The 100-minute color film is described by the exhibitor, Sony Pictures Classics, as a "deadpan introduction to the rough-and-tumble world of the new Ukraine, where Kyiv has become a late 20th-century Dodge City, ruled by high-flying entrepreneurs, the mob and the black market."

Although it did not achieve an Academy Award nomination, the film was officially selected for showing at the Cannes and Toronto film festivals in 1997 and was recently shown at the Sundance Film Festival in Utah.

Brendan Kelly of Variety magazine characterizes "A Friend of the Deceased" as a "wry, highly likable fable about the vagaries of life in the former Soviet state now that the Communist bosses have been replaced by crime lords and black-market merchants." Mr. Kelly praises director Vyacheslav Krishtofovich for skillfully using a script "full of sly humor and warm, well-rounded characters" to craft a "touching, picturesque drama within a finely detailed sociological landscape."

The story centers around a young unemployed translator, Anatoli (Alexandre Lazarev), who is unable to find a creative job that suits his talents. Despondent, he becomes even more depressed when his wife, Katia (Angelika Nevolina), leaves him for another man. Considering suicide, he comes up with another plan - he decides to hire a contract killer, Kostia (Constantin Kostyshin), to rub him out in the gangland fashion that has become prevalent in the newly capitalist jungle of Kyiv.

By a strange turn of events, the killer cannot carry out his task at the appointed time, and Anatoli realizes he doesn't want to die after all. Knowing that the hit man hasn't forgotten his assignment and the final payment, he hires a second killer, Ivan (Sergiy Romanyuk) to take care of the first. In the course of these events, he confers with an old army buddy, Dima (Eugen Pachin), strikes up a relationship with an energetic young prostitute, Vika (Tatiana Krivitska), and meets Kostia's beautiful young widow, Marina (Elena Korikova). The film ends on a richly ironic note.

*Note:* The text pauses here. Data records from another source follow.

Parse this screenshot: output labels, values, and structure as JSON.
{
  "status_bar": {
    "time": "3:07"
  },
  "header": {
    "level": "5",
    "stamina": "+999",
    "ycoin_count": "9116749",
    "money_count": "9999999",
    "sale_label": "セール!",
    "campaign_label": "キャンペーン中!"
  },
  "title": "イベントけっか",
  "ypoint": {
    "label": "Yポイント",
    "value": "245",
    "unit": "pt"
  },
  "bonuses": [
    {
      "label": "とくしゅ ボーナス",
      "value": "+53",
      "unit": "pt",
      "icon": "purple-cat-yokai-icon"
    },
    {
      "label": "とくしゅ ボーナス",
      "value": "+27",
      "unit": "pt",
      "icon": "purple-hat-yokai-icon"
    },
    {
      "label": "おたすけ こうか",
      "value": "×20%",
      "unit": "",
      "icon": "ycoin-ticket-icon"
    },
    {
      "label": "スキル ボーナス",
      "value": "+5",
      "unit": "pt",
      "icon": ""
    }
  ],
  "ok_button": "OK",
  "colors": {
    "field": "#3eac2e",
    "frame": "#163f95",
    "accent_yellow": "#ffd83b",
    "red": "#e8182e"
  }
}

Filmed in the capital of Ukraine, "A Friend of the Deceased" was shot primarily against the backdrop of the old quarter of Kyiv, with its cobblestoned streets, tiny cafes and magnificent Baroque churches. Anatoli's missions take him to other Kyiv locations as well - a huge monolithic housing project, still under construction, that is the home of the killer who is to eliminate him, and the nouveau-riche Kyiv that is home to night clubs, luxurious restaurants and prostitutes.

The film was directed by Mr. Krishtofovich, who was born into a Ukrainian-Polish family in Kyiv in 1947 and began his directing career at the Dovzhenko Studios in 1971. Between 1975 and 1985, he directed six television films, of which "His Own Happiness" (1979) won a special jury prize at the USSR Festival of Television Films.

Mr. Krishtofovich has directed four theatrical features, one of which, "Single Woman Seeks Lifetime Companion" (1986), won a best actress award for Irina Kouptchenko at the Montreal Film Festival. "Adam's Rib" (1991) was enthusiastically received at the Cannes, Toronto, Montreal and New York film festivals.

"A Friend of the Deceased" was shot by Vilen Kaluta, Ukraine's best-known director of photography, following a screenplay by Andrei Kourkov, a script teacher at Cambridge University. Pierre Rival of Compagnie Est Ouest in Paris and Mykola Machenko of the Dovzhenko Studios in Kyiv collaborated on the production, which was supported by the French Ministry of Culture and the Ukrainian Ministry of Culture and Arts.

The film will be shown in New York at the Lincoln Plaza Cinema, 30 Lincoln Plaza (212) 757-2280, and downtown at the Quad Cinema, 34 W. 13th St. (212) 255-8800, beginning on May 1.

Showings will open in Boston, Philadelphia, Los Angeles and Buffalo later in May.